RIYADH - A Saudi plane with 90 passengers returned safely to Saudi Arabia from Iraq yesterday, just over a day after its hijack ordeal ended peacefully in Baghdad.
"All the passengers are safe and in good health," said the Saudi Ministry of Defence and Aviation.
A host of officials, including the Deputy Minister of Defence and Aviation, had greeted the aircraft in Riyadh, it said.
The passengers, including 40 Britons and a member of the Saudi royal family, were given the choice of catching a special flight to London within hours or spending the night in a Riyadh hotel and flying to Britain later in the day.
"The special flight is due to arrive in London at 7:10 am (1810 NZT) ... that is the plan at present," said a Saudi Arabian Airlines spokesman in the English capital.

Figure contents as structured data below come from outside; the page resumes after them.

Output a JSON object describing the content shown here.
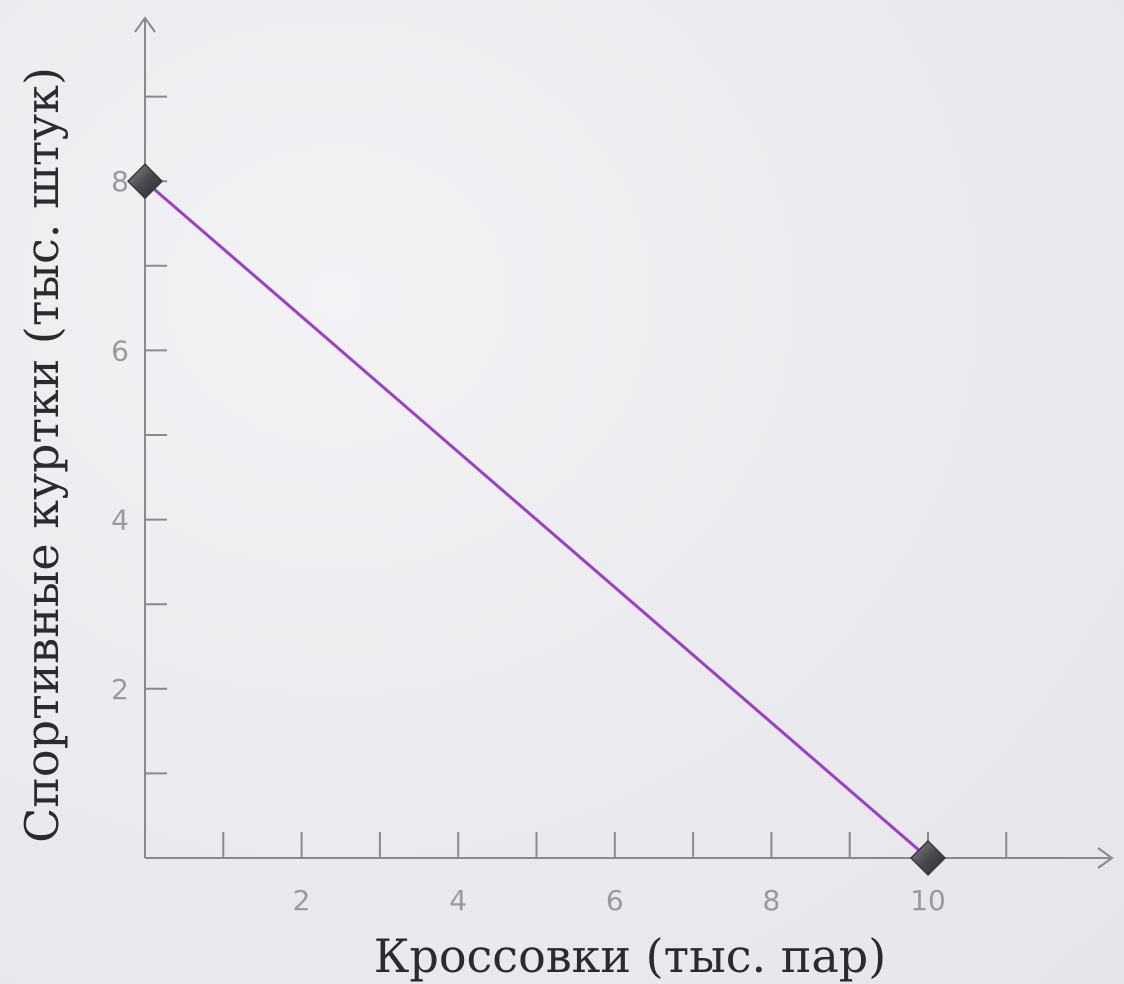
{
  "chart_data": {
    "type": "line",
    "title": "",
    "xlabel": "Кроссовки (тыс. пар)",
    "ylabel": "Спортивные куртки (тыс. штук)",
    "xlim": [
      0,
      11.5
    ],
    "ylim": [
      0,
      9.7
    ],
    "x_major_ticks": [
      2,
      4,
      6,
      8,
      10
    ],
    "x_minor_ticks": [
      1,
      3,
      5,
      7,
      9,
      11
    ],
    "y_major_ticks": [
      2,
      4,
      6,
      8
    ],
    "y_minor_ticks": [
      1,
      3,
      5,
      7,
      9
    ],
    "grid": false,
    "series": [
      {
        "x": [
          0,
          10
        ],
        "y": [
          8,
          0
        ],
        "color": "#9b3fc4",
        "marker": "diamond",
        "marker_color": "#4a4a4e"
      }
    ],
    "axis_color": "#8a8a8e"
  }
}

The passengers were seen off at Baghdad's Saddam International Airport by Iraqi Communications and Transport Minister Ahmed Murtada Ahmed Khalil.
"We received a fax from Saudi Arabian Airlines asking us to make arrangements for the security of the plane, the crew and the passengers," Khalil said.
"We guaranteed [their safety] and made sure the passengers had good communications with their families."
Two Saudi hijackers had commandeered the Boeing 777-200 as it was heading from the Saudi port city of Jeddah to London.
Iraqi authorities negotiated a peaceful end to the seizure and arrested the hijackers.
Television stations in the Gulf identified them as Ayeish Ali al-Khalidi and Faisel Naji al-Bluey from Saudi Arabia, and one said they worked as security guards at Jeddah airport.
"I was not aware of the hijacking until I realised that we were at another airport, not Heathrow," said passenger Jacky Doyle, a mother of two who works for the British Museum.
Maria Scott, another Briton, said: "I was very scared at first, but since we have been taken to the hotel we feel better."
British Foreign Secretary Robin Cook said he was glad the hijacking had ended peacefully but refused to thank arch-foe Iraq for its role in ensuring the safety of the passengers.
"I would not thank any Government for carrying out its clear international obligations," he said in London.
Receptionists at the al-Rasheed Hotel, where the passengers spent the night, said the Saudi royal was in good shape, but did not give his name.
Saudi Arabia's relations with the Iraqi leadership under Saddam have been hostile since the 1990 invasion of Kuwait. Both Saudi Arabian and British troops were part of the United States-led alliance that drove Iraq from Kuwait.
Iraqi officials said the hijackers had twice threatened to blow up the plane.
"We are just ordinary people and we are calling for the rights of the Saudi people such as decent education, decent health and other services," one of the hijackers said at the airport, where Iraqi officials let them speak to reporters.